1. Thyroid function test: In the early stage of the disease, with the destruction of thyroid follicles, T3 and T4 in the blood circulation are significantly increased, serum thyroglobulin is elevated, T3/T4<20:1 (ng/g), and some authors believe that FT3 /FT4 determination <0.24 (nmol/nmol) can more objectively reflect the thyroid function in painless thyroiditis as a basis for diagnosis.

2. Erythrocyte sedimentation rate: normal or mildly elevated early in the disease, which is significantly different from subacute thyroiditis.

3.131I uptake rate check: Thyroid 131I uptake rate decreased, TSH stimulation can not increase it.

4. Thyroglobulin antibodies and microsomal antibody tests: Positive in half of patients.

5. Histopathological examination: needle biopsy, manifested as diffuse or focal lymphocytic infiltration, no granuloma changes, no fibrosis seen in Hashimoto's thyroiditis, no germinal center formation or rare.

Diagnosis

Diagnosis and identification of painless thyroiditis

diagnosis

Any woman who has fatigue, palpitations, mood swings or goiter within 1 year after birth should be suspected of having postpartum thyroiditis.

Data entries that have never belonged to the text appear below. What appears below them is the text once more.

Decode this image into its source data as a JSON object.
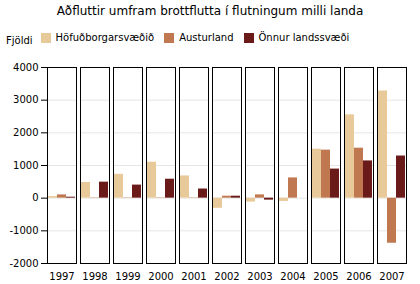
{
  "chart_data": {
    "type": "bar",
    "title": "Aðfluttir umfram brottflutta í flutningum milli landa",
    "ylabel": "Fjöldi",
    "categories": [
      "1997",
      "1998",
      "1999",
      "2000",
      "2001",
      "2002",
      "2003",
      "2004",
      "2005",
      "2006",
      "2007"
    ],
    "series": [
      {
        "name": "Höfuðborgarsvæðið",
        "color": "#e8c99a",
        "values": [
          50,
          480,
          730,
          1100,
          680,
          -310,
          -120,
          -100,
          1500,
          2550,
          3280
        ]
      },
      {
        "name": "Austurland",
        "color": "#c07850",
        "values": [
          100,
          10,
          10,
          10,
          10,
          60,
          100,
          620,
          1470,
          1530,
          -1380
        ]
      },
      {
        "name": "Önnur landssvæði",
        "color": "#6b1a1a",
        "values": [
          30,
          490,
          400,
          580,
          280,
          60,
          -60,
          0,
          890,
          1140,
          1290
        ]
      }
    ],
    "ylim": [
      -2000,
      4000
    ],
    "yticks": [
      -2000,
      -1000,
      0,
      1000,
      2000,
      3000,
      4000
    ],
    "grid": true,
    "legend": "upper left"
  }
}
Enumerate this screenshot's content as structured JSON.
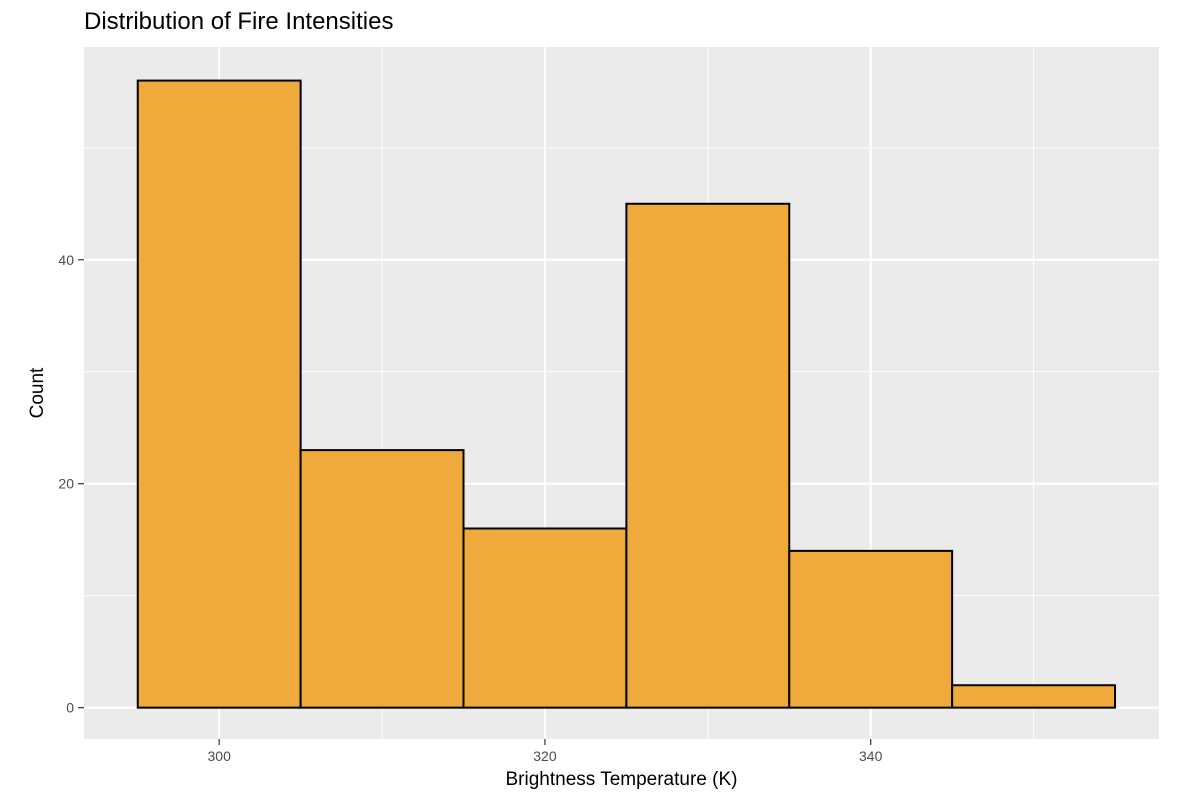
{
  "chart_data": {
    "type": "bar",
    "subtype": "histogram",
    "title": "Distribution of Fire Intensities",
    "xlabel": "Brightness Temperature (K)",
    "ylabel": "Count",
    "bins": [
      {
        "x0": 295,
        "x1": 305,
        "count": 56
      },
      {
        "x0": 305,
        "x1": 315,
        "count": 23
      },
      {
        "x0": 315,
        "x1": 325,
        "count": 16
      },
      {
        "x0": 325,
        "x1": 335,
        "count": 45
      },
      {
        "x0": 335,
        "x1": 345,
        "count": 14
      },
      {
        "x0": 345,
        "x1": 355,
        "count": 2
      }
    ],
    "xlim": [
      291.7,
      357.7
    ],
    "ylim": [
      -2.8,
      59
    ],
    "x_ticks": [
      300,
      320,
      340
    ],
    "y_ticks": [
      0,
      20,
      40
    ],
    "grid": true,
    "colors": {
      "panel_background": "#ebebeb",
      "grid": "#ffffff",
      "bar_fill": "#f0a93b",
      "bar_stroke": "#000000"
    }
  }
}
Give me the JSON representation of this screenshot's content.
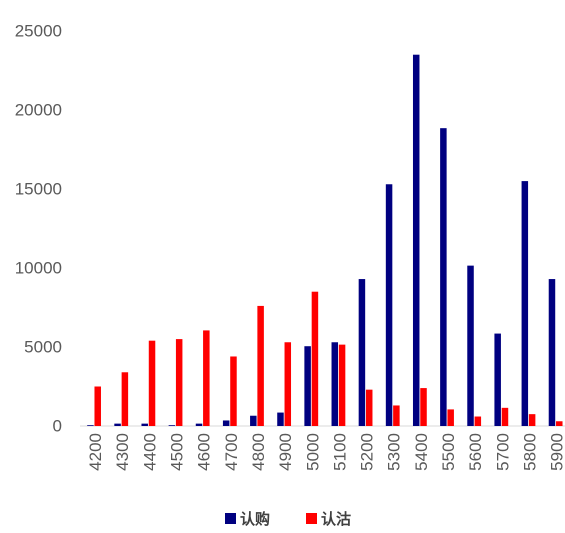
{
  "chart_data": {
    "type": "bar",
    "categories": [
      "4200",
      "4300",
      "4400",
      "4500",
      "4600",
      "4700",
      "4800",
      "4900",
      "5000",
      "5100",
      "5200",
      "5300",
      "5400",
      "5500",
      "5600",
      "5700",
      "5800",
      "5900"
    ],
    "series": [
      {
        "name": "认购",
        "color": "#000080",
        "values": [
          50,
          150,
          150,
          50,
          150,
          350,
          650,
          850,
          5050,
          5300,
          9300,
          15300,
          23500,
          18850,
          10150,
          5850,
          15500,
          9300
        ]
      },
      {
        "name": "认沽",
        "color": "#FF0000",
        "values": [
          2500,
          3400,
          5400,
          5500,
          6050,
          4400,
          7600,
          5300,
          8500,
          5150,
          2300,
          1300,
          2400,
          1050,
          600,
          1150,
          750,
          300
        ]
      }
    ],
    "y_ticks": [
      0,
      5000,
      10000,
      15000,
      20000,
      25000
    ],
    "ylim": [
      0,
      25000
    ],
    "grid": false,
    "legend": "bottom-center",
    "axis_color": "#D9D9D9"
  }
}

For middle-aged people, there is painless goiter and hyperthyroidism, and Serum T3, T4 increased, 131 iodine rate decreased in the thyroid, should consider this disease.

Differential diagnosis

1. Subacute thyroiditis: subacute thyroiditis rarely occurs hyperthyroidism, thyroid pain and tenderness; while painless thyroiditis does not cause thyroid pain or tenderness; subacute thyroiditis with hyperthyroidism rarely recurs; And 10% to 15% of painless thyroiditis can be recurrent, viral infection prodromal symptoms are common in subacute thyroiditis; rarely seen in painless thyroiditis, subacute thyroiditis most erythrocyte sedimentation rate, up to 100mm / 1h The painless thyroid gland only mildly increased.

2.Graves hyperthyroidism: Graves hyperthyroidism T3, T4 value increased, the rate of 131I increased, while painless thyroiditis, T3, T4 increased, T3/T4<20:1, FT3/FT4<0.24, 131I rate Reduced (usually <3%), no exudation and sputum mucinous edema, the course of the disease is as short as several weeks or months.

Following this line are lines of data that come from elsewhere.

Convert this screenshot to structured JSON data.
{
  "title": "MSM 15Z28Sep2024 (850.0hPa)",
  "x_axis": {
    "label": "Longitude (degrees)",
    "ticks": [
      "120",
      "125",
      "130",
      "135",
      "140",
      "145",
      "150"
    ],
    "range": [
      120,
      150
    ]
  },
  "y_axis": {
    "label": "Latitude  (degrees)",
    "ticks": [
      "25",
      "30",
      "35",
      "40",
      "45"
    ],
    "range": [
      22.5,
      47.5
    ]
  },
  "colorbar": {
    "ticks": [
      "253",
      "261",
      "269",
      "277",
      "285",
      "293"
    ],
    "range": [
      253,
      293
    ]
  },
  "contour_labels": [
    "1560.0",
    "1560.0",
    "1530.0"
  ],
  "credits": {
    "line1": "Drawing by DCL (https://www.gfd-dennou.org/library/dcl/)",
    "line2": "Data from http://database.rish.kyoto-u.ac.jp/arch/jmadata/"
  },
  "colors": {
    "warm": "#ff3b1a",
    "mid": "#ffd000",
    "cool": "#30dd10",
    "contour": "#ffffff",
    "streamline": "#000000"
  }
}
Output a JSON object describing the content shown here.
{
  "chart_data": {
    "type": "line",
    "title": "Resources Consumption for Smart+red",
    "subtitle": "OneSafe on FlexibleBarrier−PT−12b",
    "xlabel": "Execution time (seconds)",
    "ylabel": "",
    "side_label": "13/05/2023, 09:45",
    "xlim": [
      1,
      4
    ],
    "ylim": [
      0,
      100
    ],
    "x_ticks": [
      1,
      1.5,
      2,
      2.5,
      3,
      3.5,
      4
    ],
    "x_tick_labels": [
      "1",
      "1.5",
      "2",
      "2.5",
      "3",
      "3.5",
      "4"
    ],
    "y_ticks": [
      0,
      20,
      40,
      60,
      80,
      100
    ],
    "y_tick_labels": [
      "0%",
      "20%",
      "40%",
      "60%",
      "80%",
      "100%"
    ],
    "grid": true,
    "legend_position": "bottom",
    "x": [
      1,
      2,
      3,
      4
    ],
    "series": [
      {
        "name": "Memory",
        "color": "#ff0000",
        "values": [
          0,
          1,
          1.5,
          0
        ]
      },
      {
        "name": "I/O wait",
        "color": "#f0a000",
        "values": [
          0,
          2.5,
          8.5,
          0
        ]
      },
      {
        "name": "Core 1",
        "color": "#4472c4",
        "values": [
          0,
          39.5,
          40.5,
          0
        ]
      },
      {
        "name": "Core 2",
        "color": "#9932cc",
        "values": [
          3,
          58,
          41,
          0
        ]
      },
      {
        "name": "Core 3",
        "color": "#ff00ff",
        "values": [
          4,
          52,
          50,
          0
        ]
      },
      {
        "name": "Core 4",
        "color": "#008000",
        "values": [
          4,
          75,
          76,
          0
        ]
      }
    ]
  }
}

3. Chronic lymphocytic thyroiditis: Although the symptoms of hyperthyroidism are the same, the rate of 131I in chronic lymphocytic thyroiditis is still high or higher than normal. The symptoms of hyperthyroidism are rarely relieved naturally. The needle biopsy can be used for identification. Diagnostic significance.

4. Identification of other diseases reduced by 131I: identification of iodothyroid, drug-induced hyperthyroidism, metastatic functional thyroid cancer.

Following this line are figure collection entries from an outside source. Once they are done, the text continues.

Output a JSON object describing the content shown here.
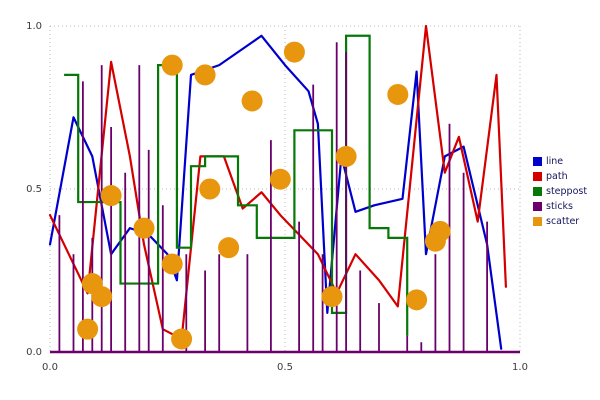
{
  "figure": {
    "background": "#ffffff",
    "tick_color": "#3c3c3c",
    "grid_color": "#b8b8b8"
  },
  "chart_data": {
    "type": "mixed",
    "title": "",
    "xlabel": "",
    "ylabel": "",
    "xlim": [
      0.0,
      1.0
    ],
    "ylim": [
      0.0,
      1.0
    ],
    "grid": "dotted box lines at 0.0, 0.5 and 1.0 on both axes",
    "x_tick_values": [
      0.0,
      0.5,
      1.0
    ],
    "x_tick_labels": [
      "0.0",
      "0.5",
      "1.0"
    ],
    "y_tick_values": [
      0.0,
      0.5,
      1.0
    ],
    "y_tick_labels": [
      "0.0",
      "0.5",
      "1.0"
    ],
    "legend": {
      "position": "center right, outside plot",
      "entries": [
        {
          "label": "line",
          "color": "#0000cd"
        },
        {
          "label": "path",
          "color": "#d40000"
        },
        {
          "label": "steppost",
          "color": "#077807"
        },
        {
          "label": "sticks",
          "color": "#6b006b"
        },
        {
          "label": "scatter",
          "color": "#e8960d"
        }
      ]
    },
    "series": [
      {
        "name": "line",
        "type": "line",
        "color": "#0000cd",
        "x": [
          0.0,
          0.05,
          0.09,
          0.13,
          0.17,
          0.21,
          0.25,
          0.27,
          0.3,
          0.36,
          0.45,
          0.5,
          0.55,
          0.57,
          0.59,
          0.62,
          0.65,
          0.69,
          0.72,
          0.75,
          0.78,
          0.8,
          0.84,
          0.88,
          0.93,
          0.96
        ],
        "y": [
          0.33,
          0.72,
          0.6,
          0.3,
          0.38,
          0.36,
          0.3,
          0.22,
          0.85,
          0.88,
          0.97,
          0.88,
          0.8,
          0.7,
          0.12,
          0.6,
          0.43,
          0.45,
          0.46,
          0.47,
          0.86,
          0.3,
          0.6,
          0.63,
          0.33,
          0.01
        ]
      },
      {
        "name": "path",
        "type": "line",
        "color": "#d40000",
        "x": [
          0.0,
          0.04,
          0.08,
          0.13,
          0.17,
          0.2,
          0.24,
          0.28,
          0.32,
          0.37,
          0.41,
          0.45,
          0.49,
          0.53,
          0.57,
          0.61,
          0.65,
          0.7,
          0.74,
          0.8,
          0.84,
          0.87,
          0.91,
          0.95,
          0.97
        ],
        "y": [
          0.42,
          0.3,
          0.18,
          0.89,
          0.6,
          0.33,
          0.07,
          0.04,
          0.6,
          0.6,
          0.44,
          0.49,
          0.42,
          0.36,
          0.3,
          0.18,
          0.3,
          0.22,
          0.14,
          1.0,
          0.55,
          0.66,
          0.4,
          0.85,
          0.2
        ]
      },
      {
        "name": "steppost",
        "type": "step-post",
        "color": "#077807",
        "x": [
          0.03,
          0.06,
          0.15,
          0.23,
          0.27,
          0.3,
          0.33,
          0.37,
          0.4,
          0.44,
          0.48,
          0.52,
          0.56,
          0.6,
          0.63,
          0.68,
          0.72,
          0.76
        ],
        "y": [
          0.85,
          0.46,
          0.21,
          0.88,
          0.32,
          0.57,
          0.6,
          0.6,
          0.45,
          0.35,
          0.35,
          0.68,
          0.68,
          0.12,
          0.97,
          0.38,
          0.35,
          0.05
        ]
      },
      {
        "name": "sticks",
        "type": "sticks",
        "color": "#6b006b",
        "baseline": 0.0,
        "x": [
          0.02,
          0.05,
          0.07,
          0.09,
          0.11,
          0.13,
          0.16,
          0.19,
          0.21,
          0.24,
          0.29,
          0.33,
          0.36,
          0.42,
          0.47,
          0.53,
          0.56,
          0.58,
          0.61,
          0.63,
          0.66,
          0.7,
          0.76,
          0.79,
          0.82,
          0.85,
          0.88,
          0.93
        ],
        "y": [
          0.42,
          0.3,
          0.83,
          0.35,
          0.88,
          0.69,
          0.55,
          0.88,
          0.62,
          0.45,
          0.3,
          0.25,
          0.3,
          0.3,
          0.65,
          0.4,
          0.82,
          0.3,
          0.95,
          0.92,
          0.25,
          0.15,
          0.05,
          0.03,
          0.3,
          0.7,
          0.55,
          0.4
        ]
      },
      {
        "name": "scatter",
        "type": "scatter",
        "color": "#e8960d",
        "marker_radius_px": 10.5,
        "x": [
          0.26,
          0.33,
          0.52,
          0.43,
          0.74,
          0.13,
          0.34,
          0.49,
          0.63,
          0.2,
          0.38,
          0.26,
          0.83,
          0.82,
          0.09,
          0.11,
          0.6,
          0.78,
          0.08,
          0.28
        ],
        "y": [
          0.88,
          0.85,
          0.92,
          0.77,
          0.79,
          0.48,
          0.5,
          0.53,
          0.6,
          0.38,
          0.32,
          0.27,
          0.37,
          0.34,
          0.21,
          0.17,
          0.17,
          0.16,
          0.07,
          0.04
        ]
      }
    ]
  }
}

5 postpartum PT: should also pay attention to the lack of thyroid hormone to cause pituitary pseudoadenomatous hyperprolactin hyperemia and true postpartum prolactinoma differentiation, long-term amenorrhea caused by postpartum thyroid dysfunction should be combined with Xi Han Identification of autoimmune pituitary inflammation.

The material in this site is intended to be of general informational use and is not intended to constitute medical advice, probable diagnosis, or recommended treatments.